We also know that the axis of symmetry is parallel to the
$y$ -axis and passes through the turning point.
Sketching the parabola
Draw the graph of
$y=3{(x-2)}^{2}+1$ showing all the intercepts with the axes as well as the coordinates of the turning point.
Draw a neat sketch graph of the function defined by
$y=a{x}^{2}+bx+c$ if
$a>0$ ;
$b<0$ ;
${b}^{2}=4ac$ .
Writing an equation of a shifted parabola
Given a parabola with equation
$y={x}^{2}-2x-3$ . The graph of the parabola is shifted one unit to the right.
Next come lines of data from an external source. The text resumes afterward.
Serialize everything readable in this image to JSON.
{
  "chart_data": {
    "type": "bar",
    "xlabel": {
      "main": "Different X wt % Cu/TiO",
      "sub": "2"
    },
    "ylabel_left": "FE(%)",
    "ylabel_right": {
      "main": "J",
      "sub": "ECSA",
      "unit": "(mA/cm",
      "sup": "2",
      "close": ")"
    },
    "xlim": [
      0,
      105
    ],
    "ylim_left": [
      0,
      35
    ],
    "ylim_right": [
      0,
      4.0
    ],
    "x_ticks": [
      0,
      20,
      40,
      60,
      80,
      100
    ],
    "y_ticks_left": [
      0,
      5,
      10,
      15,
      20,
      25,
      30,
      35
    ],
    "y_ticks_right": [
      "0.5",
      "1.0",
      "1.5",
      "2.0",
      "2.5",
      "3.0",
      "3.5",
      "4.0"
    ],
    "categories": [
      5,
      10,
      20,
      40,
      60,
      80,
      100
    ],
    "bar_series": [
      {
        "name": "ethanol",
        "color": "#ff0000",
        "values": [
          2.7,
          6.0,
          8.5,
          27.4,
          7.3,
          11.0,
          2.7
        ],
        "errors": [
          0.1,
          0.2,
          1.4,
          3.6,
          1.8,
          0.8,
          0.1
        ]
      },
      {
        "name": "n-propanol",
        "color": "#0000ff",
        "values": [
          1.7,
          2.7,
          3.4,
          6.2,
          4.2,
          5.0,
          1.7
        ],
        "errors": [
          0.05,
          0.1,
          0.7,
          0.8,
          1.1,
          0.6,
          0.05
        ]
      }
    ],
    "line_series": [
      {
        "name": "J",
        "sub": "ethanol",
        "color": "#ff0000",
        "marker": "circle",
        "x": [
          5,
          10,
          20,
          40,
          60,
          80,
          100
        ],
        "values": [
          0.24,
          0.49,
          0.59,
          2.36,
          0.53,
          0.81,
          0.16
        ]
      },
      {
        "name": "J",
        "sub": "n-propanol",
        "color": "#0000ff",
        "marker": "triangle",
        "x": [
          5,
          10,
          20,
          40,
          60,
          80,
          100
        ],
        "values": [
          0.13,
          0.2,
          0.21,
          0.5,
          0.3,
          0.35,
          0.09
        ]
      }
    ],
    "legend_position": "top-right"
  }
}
Or else the y-axis shifts one unit to the left i.e.
$x$ becomes
$x-1$ . Therefore the new equation will become:
Show that if
$a<0$ , then the range of
$f\left(x\right)=a{(x+p)}^{2}+q$ is
$\left\{f\right(x):f(x)\in (-\infty ,q\left]\right\}$ .
If (2,7) is the turning point of
$f\left(x\right)=-2{x}^{2}-4ax+k$ , find the values of the constants
$a$ and
$k$ .
The graph in the figure is represented by the equation
$f\left(x\right)=a{x}^{2}+bx$ . The coordinates of the turning point are (3,9). Show that
$a=-1$ and
$b=6$ .
Given:
$y={x}^{2}-2x+3$ . Give the equation of the new graph originating if:
The graph of
$f$ is moved three units to the left.
The
$x$ -axis is moved down three units.
A parabola with turning point (-1,-4) is shifted vertically by 4 units upwards. What are the coordinates of the turning point of the shifted parabola?
Questions & Answers
where we get a research paper on Nano chemistry....?
Do u think that Graphene and Fullrene fiber can be used to make Air Plane body structure the lightest and strongest.
Rafiq
Rafiq
what is differents between GO and RGO?
Mahi
what is simplest way to understand the applications of nano robots used to detect the cancer affected cell of human body.?
How this robot is carried to required site of body cell.?
what will be the carrier material and how can be detected that correct delivery of drug is done
Rafiq
Rafiq
if virus is killing to make ARTIFICIAL DNA OF GRAPHENE FOR KILLED THE VIRUS .THIS IS OUR ASSUMPTION
Anam
analytical skills graphene is prepared to kill any type viruses .
Anam
Any one who tell me about Preparation and application of Nanomaterial for drug Delivery
The nanotechnology is as new science, to scale nanometric
brayan
nanotechnology is the study, desing, synthesis, manipulation and application of materials and functional systems through control of matter at nanoscale
Damian
Is there any normative that regulates the use of silver nanoparticles?